Beam search is a desirable choice of test-time decoding algorithm for neural sequence models because it potentially avoids search errors made by simpler greedy methods. However, typical cross entropy training procedures for these models do not directly consider the behaviour of the final decoding method. As a result, for cross-entropy trained models, beam decoding can sometimes yield reduced test performance when compared with greedy decoding. In order to train models that can more effectively make use of beam search, we propose a new training procedure that focuses on the final loss metric (e.g. Hamming loss) evaluated on the output of beam search. While well-defined, this "direct loss" objective is itself discontinuous and thus difficult to optimize. Hence, in our approach, we form a sub-differentiable surrogate objective by introducing a novel continuous approximation of the beam search decoding procedure. In experiments, we show that optimizing this new training objective yields substantially better results on two sequence tasks (Named Entity Recognition and CCG Supertagging) when compared with both cross entropy trained greedy decoding and cross entropy trained beam decoding baselines.
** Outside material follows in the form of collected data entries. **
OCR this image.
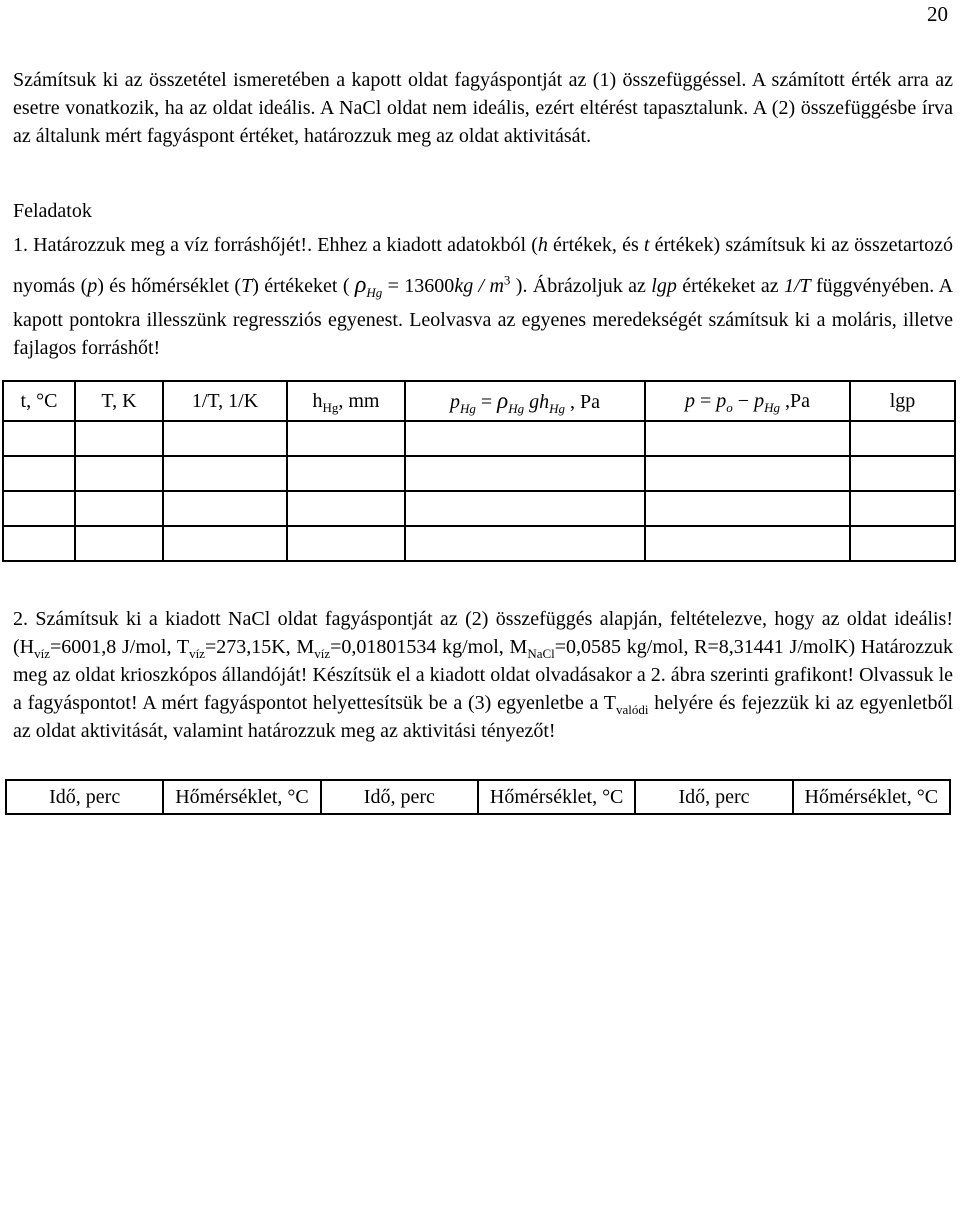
20

Számítsuk ki az összetétel ismeretében a kapott oldat fagyáspontját az (1) összefüggéssel. A számított érték arra az esetre vonatkozik, ha az oldat ideális. A NaCl oldat nem ideális, ezért eltérést tapasztalunk. A (2) összefüggésbe írva az általunk mért fagyáspont értéket, határozzuk meg az oldat aktivitását.

Feladatok

1. Határozzuk meg a víz forráshőjét!. Ehhez a kiadott adatokból (h értékek, és t értékek) számítsuk ki az összetartozó nyomás (p) és hőmérséklet (T) értékeket ( $\rho_{Hg} = 13600kg / m^3$ ). Ábrázoljuk az lgp értékeket az 1/T függvényében. A kapott pontokra illesszünk regressziós egyenest. Leolvasva az egyenes meredekségét számítsuk ki a moláris, illetve fajlagos forráshőt!

t, °C	T, K	1/T, 1/K	$h_{Hg}$, mm	$p_{Hg} = \rho_{Hg}$ $gh_{Hg}$ , Pa	$p = p_o - p_{Hg}$ ,Pa	lgp

2. Számítsuk ki a kiadott NaCl oldat fagyáspontját az (2) összefüggés alapján, feltételezve, hogy az oldat ideális! ($H_{víz}=6001,8$ J/mol, $T_{víz}=273,15K$, $M_{víz}=0,01801534$ kg/mol, $M_{NaCl}=0,0585$ kg/mol, R=8,31441 J/molK) Határozzuk meg az oldat krioszkópos állandóját! Készítsük el a kiadott oldat olvadásakor a 2. ábra szerinti grafikont! Olvassuk le a fagyáspontot! A mért fagyáspontot helyettesítsük be a (3) egyenletbe a $T_{valódi}$ helyére és fejezzük ki az egyenletből az oldat aktivitását, valamint határozzuk meg az aktivitási tényezőt!

Idő, perc	Hőmérséklet, °C	Idő, perc	Hőmérséklet, °C	Idő, perc	Hőmérséklet, °C
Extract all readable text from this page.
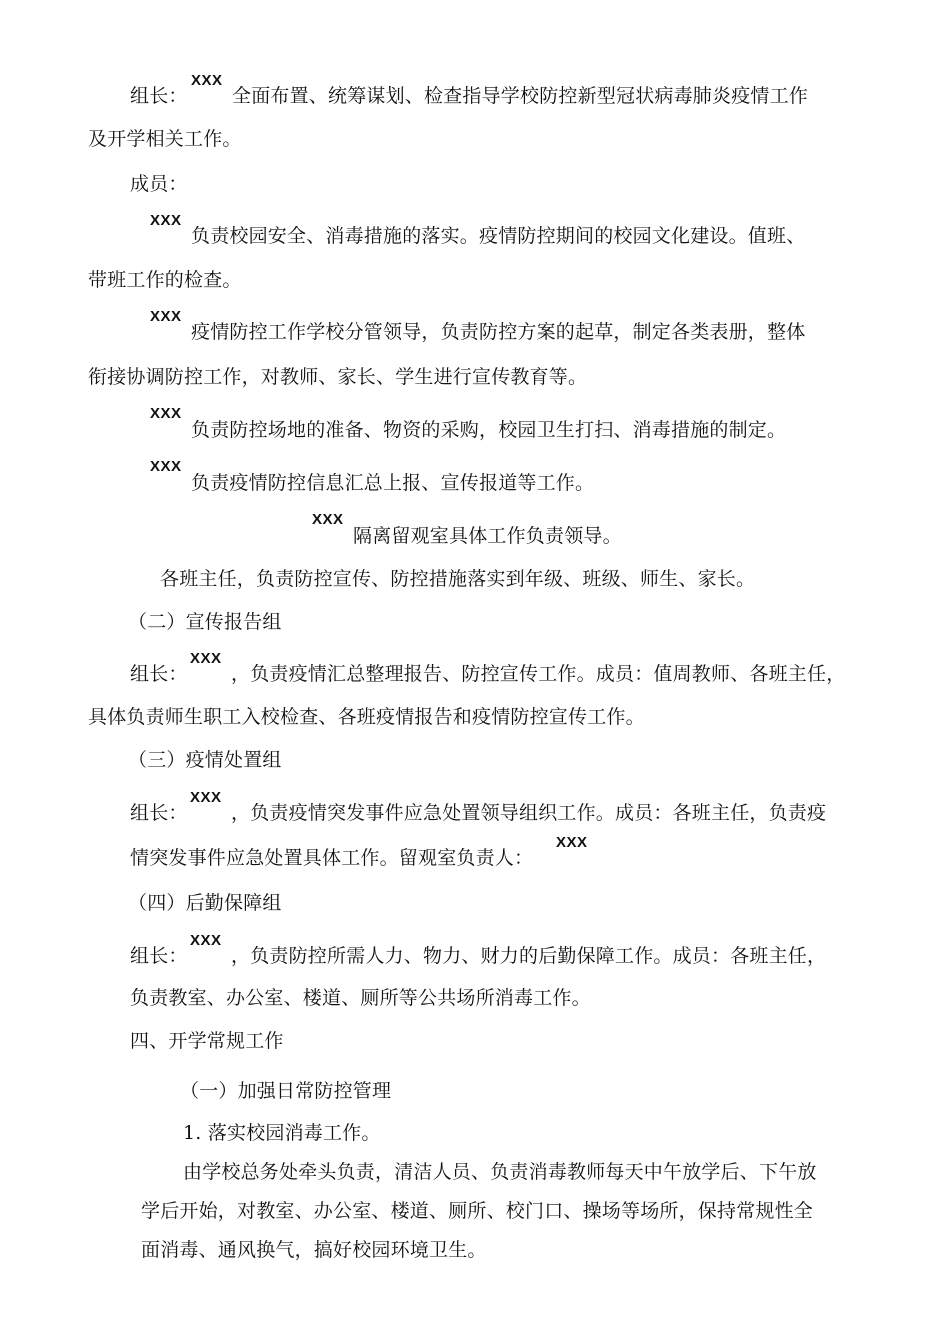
组长：
XXX
全面布置、统筹谋划、检查指导学校防控新型冠状病毒肺炎疫情工作
及开学相关工作。
成员：
XXX
负责校园安全、消毒措施的落实。疫情防控期间的校园文化建设。值班、
带班工作的检查。
XXX
疫情防控工作学校分管领导，负责防控方案的起草，制定各类表册，整体
衔接协调防控工作，对教师、家长、学生进行宣传教育等。
XXX
负责防控场地的准备、物资的采购，校园卫生打扫、消毒措施的制定。
XXX
负责疫情防控信息汇总上报、宣传报道等工作。
XXX
隔离留观室具体工作负责领导。
各班主任，负责防控宣传、防控措施落实到年级、班级、师生、家长。
（二）宣传报告组
组长：
XXX
，负责疫情汇总整理报告、防控宣传工作。成员：值周教师、各班主任，
具体负责师生职工入校检查、各班疫情报告和疫情防控宣传工作。
（三）疫情处置组
组长：
XXX
，负责疫情突发事件应急处置领导组织工作。成员：各班主任，负责疫
情突发事件应急处置具体工作。留观室负责人：
XXX
（四）后勤保障组
组长：
XXX
，负责防控所需人力、物力、财力的后勤保障工作。成员：各班主任，
负责教室、办公室、楼道、厕所等公共场所消毒工作。
四、开学常规工作
（一）加强日常防控管理
1. 落实校园消毒工作。
由学校总务处牵头负责，清洁人员、负责消毒教师每天中午放学后、下午放
学后开始，对教室、办公室、楼道、厕所、校门口、操场等场所，保持常规性全
面消毒、通风换气，搞好校园环境卫生。
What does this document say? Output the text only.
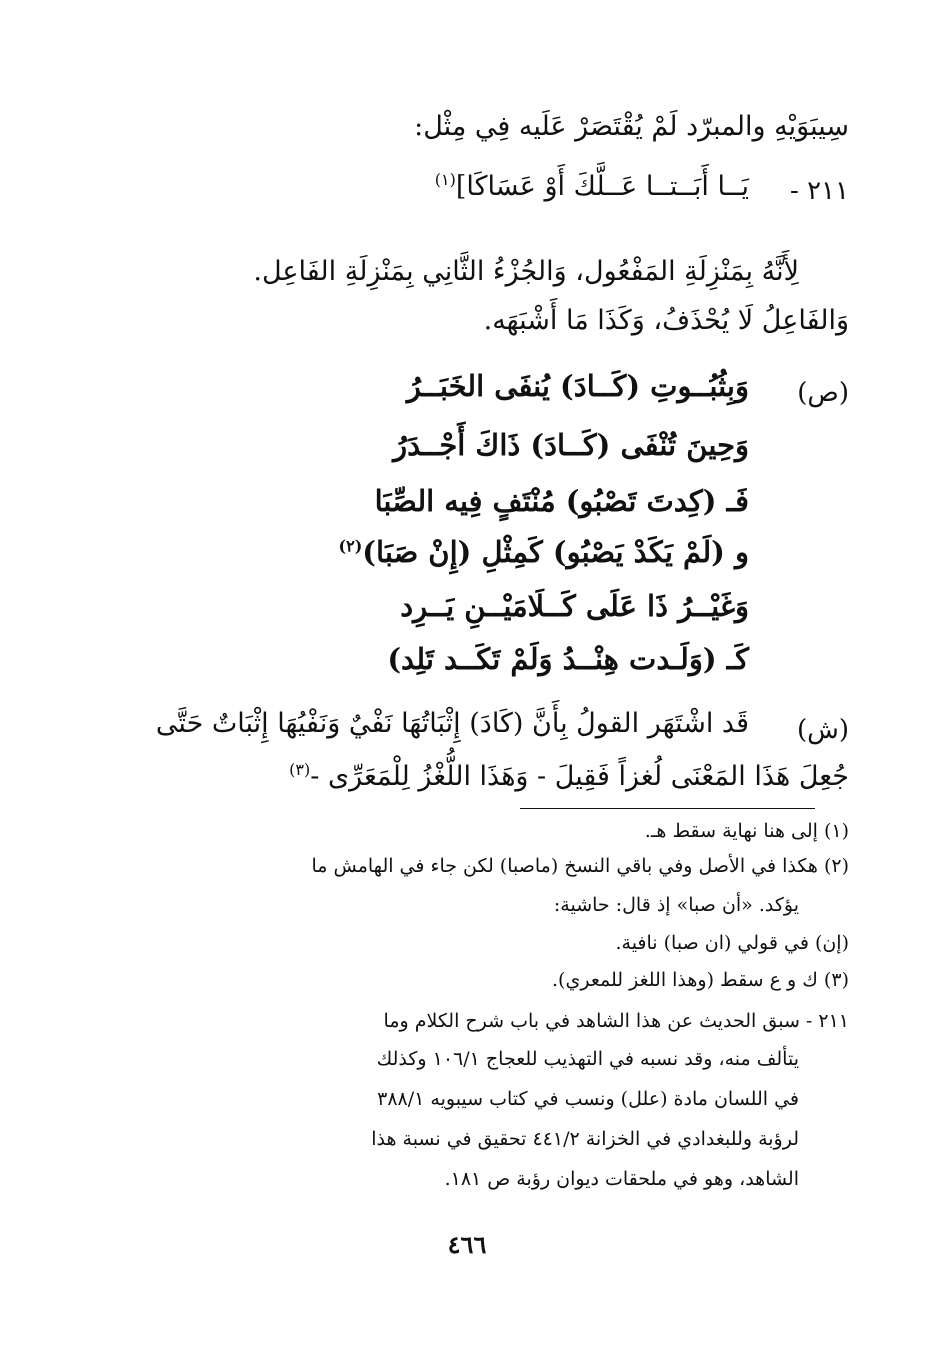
سِيبَوَيْهِ والمبرّد لَمْ يُقْتَصَرْ عَلَيه فِي مِثْل:
٢١١ -
يَــا أَبَــتــا عَــلَّكَ أَوْ عَسَاكَا]$^{(١)}$
لِأَنَّهُ بِمَنْزِلَةِ المَفْعُول، وَالجُزْءُ الثَّانِي بِمَنْزِلَةِ الفَاعِل.
وَالفَاعِلُ لَا يُحْذَفُ، وَكَذَا مَا أَشْبَهَه.
(ص)
وَبِثُبُــوتِ (كَــادَ) يُنفَى الخَبَــرُ
وَحِينَ تُنْفَى (كَــادَ) ذَاكَ أَجْــدَرُ
فَـ (كِدتَ تَصْبُو) مُنْتَفٍ فِيه الصِّبَا
و (لَمْ يَكَدْ يَصْبُو) كَمِثْلِ (إِنْ صَبَا)$^{(٢)}$
وَغَيْــرُ ذَا عَلَى كَــلَامَيْــنِ يَــرِد
كَـ (وَلَـدت هِنْــدُ وَلَمْ تَكَــد تَلِد)
(ش)
قَد اشْتَهَر القولُ بِأَنَّ (كَادَ) إِثْبَاتُهَا نَفْيٌ وَنَفْيُهَا إِثْبَاتٌ حَتَّى
جُعِلَ هَذَا المَعْنَى لُغزاً فَقِيلَ - وَهَذَا اللُّغْزُ لِلْمَعَرِّى -$^{(٣)}$
(١) إلى هنا نهاية سقط هـ.
(٢) هكذا في الأصل وفي باقي النسخ (ماصبا) لكن جاء في الهامش ما
يؤكد. «أن صبا» إذ قال: حاشية:
(إن) في قولي (ان صبا) نافية.
(٣) ك و ع سقط (وهذا اللغز للمعري).
٢١١ - سبق الحديث عن هذا الشاهد في باب شرح الكلام وما
يتألف منه، وقد نسبه في التهذيب للعجاج ١٠٦/١ وكذلك
في اللسان مادة (علل) ونسب في كتاب سيبويه ٣٨٨/١
لرؤبة وللبغدادي في الخزانة ٤٤١/٢ تحقيق في نسبة هذا
الشاهد، وهو في ملحقات ديوان رؤبة ص ١٨١.
٤٦٦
Kartik Goyal, Chris Dyer, Taylor Berg-Kirkpatrick

We demonstrate that a continuous relaxation of the argmax operation can be used to create a differentiable approximation to greedy decoding for sequence-to-sequence (seq2seq) models. By incorporating this approximation into the scheduled sampling training procedure (Bengio et al., 2015)--a well-known technique for correcting exposure bias--we introduce a new training objective that is continuous and differentiable everywhere and that can provide informative gradients near points where previous decoding decisions change their value. In addition, by using a related approximation, we demonstrate a similar approach to sampled-based training. Finally, we show that our approach outperforms cross-entropy training and scheduled sampling procedures in two sequence prediction tasks: named entity recognition and machine translation.